In the present study, our findings propose that acute stress induces an imbalance between metabolite variations, which forms random metabolic connections in the left hippocampus, and it needs a period to return to the pre-stress level. Although it is a natural stress response, previous studies have reported changes in the metabolism and brain structure of the hippocampus due to stress. The acute stress induces increases in extracellular Glu, and it may thus underlie the dendritic remodeling in the hippocampus6,49. Interestingly, one study proposed that stress causes the change in metabolism, including glucocorticoids and serotonin acting through excitatory amino acids, which may be a mediator of hippocampus atrophy50, and that glucocorticoids can influence neurotransmission such as Glu and \(\gamma \)-aminobutyric acid through crosstalk with the endocannabinoid system51. Analysis of the metabolic network can provide evidence of metabolic imbalance, which may be a pre-stage of alterations to the brain structure due to stress, and additional research is required to investigate the stress response in the hippocampus.
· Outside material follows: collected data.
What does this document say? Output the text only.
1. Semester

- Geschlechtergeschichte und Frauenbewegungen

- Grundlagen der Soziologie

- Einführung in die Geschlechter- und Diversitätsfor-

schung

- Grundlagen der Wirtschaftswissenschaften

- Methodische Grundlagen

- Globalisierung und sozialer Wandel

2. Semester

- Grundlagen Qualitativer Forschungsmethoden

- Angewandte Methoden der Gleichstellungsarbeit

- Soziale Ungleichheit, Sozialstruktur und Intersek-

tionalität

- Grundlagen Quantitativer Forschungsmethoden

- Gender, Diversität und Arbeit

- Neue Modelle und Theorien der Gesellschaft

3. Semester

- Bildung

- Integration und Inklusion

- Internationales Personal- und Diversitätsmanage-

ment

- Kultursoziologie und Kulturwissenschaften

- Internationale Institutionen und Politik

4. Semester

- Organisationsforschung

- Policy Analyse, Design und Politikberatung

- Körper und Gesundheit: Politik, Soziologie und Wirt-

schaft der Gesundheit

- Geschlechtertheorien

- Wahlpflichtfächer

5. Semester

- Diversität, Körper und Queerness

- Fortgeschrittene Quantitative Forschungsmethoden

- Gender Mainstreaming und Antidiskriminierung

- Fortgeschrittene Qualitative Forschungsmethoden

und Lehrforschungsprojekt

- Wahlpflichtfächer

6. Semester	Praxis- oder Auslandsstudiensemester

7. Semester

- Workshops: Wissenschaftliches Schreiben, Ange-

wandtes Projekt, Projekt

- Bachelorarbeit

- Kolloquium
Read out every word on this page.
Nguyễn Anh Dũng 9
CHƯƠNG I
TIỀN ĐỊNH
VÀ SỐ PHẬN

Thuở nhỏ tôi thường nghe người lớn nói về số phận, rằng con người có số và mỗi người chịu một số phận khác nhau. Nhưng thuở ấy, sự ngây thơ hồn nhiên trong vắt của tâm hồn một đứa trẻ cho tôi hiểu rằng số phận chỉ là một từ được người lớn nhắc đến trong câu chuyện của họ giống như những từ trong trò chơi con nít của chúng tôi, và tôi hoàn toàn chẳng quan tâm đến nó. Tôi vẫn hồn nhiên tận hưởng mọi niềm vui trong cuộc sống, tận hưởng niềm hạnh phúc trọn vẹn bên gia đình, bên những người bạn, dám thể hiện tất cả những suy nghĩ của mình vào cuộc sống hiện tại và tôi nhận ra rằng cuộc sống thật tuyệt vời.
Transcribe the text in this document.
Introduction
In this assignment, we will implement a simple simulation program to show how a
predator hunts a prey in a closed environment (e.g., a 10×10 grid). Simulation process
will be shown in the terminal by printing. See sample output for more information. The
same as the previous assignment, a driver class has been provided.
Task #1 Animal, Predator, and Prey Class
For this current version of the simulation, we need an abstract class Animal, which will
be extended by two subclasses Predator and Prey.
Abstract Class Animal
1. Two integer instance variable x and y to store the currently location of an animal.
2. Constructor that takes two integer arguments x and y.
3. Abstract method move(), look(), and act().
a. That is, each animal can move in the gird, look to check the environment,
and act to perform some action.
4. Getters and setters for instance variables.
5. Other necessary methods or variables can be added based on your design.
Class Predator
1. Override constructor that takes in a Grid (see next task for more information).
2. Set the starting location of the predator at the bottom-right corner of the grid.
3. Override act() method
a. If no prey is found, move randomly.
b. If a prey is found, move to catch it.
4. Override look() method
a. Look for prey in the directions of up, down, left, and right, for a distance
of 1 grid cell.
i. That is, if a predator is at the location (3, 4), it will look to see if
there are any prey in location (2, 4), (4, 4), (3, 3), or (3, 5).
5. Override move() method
The main strengths of this study were 1) the mouse age, gender and strain homogeneity, which reduced associated confounding with the metabolites and stress response that could change depending on the above conditions and 2) \(^1\)H-MRS data acquired over consecutive times to analyze the change for concentrations of metabolites in the left hippocampus. However, the present study had several limitations. First, the number of mice was insufficient to satisfy normality and determine real connections between metabolites. To minimize this, we applied statistical analysis using the sign test to determine whether there is the connection for each pair of metabolites across all mice. Second, the time resolution (i.e., about 17 minutes interval between time points) was insufficient to measure the real-time dynamics of the occurring metabolism in the left hippocampus. Finally, in the present study, we did not investigate the effects that may be induced by a combination of restraint and anesthesia. Anesthesia might affect our measurement. Nevertheless, anesthesia of experimental animals is essential to obtain \(^1\)H-MRS data with minimal movement and stress and high reproducibility52. Isoflurane-based inhalation anesthesia was applied to minimize the accumulation of anesthetic metabolites and the harmful effects for long-term use of the anesthetic, and it makes inhalation anesthesia with isoflurane possible for 8 hours since no practical difference occurs53. Since all experimental conditions were made the same, the comparison between groups can be considered as an analysis for the effect of restraint stress. Although this is beyond the scope of the current study, it remains an important line of inquiry for future research. Despite these limitations, the present study provided a non-invasive measurement of dynamic change in the connection between metabolites after exposure to acute stress.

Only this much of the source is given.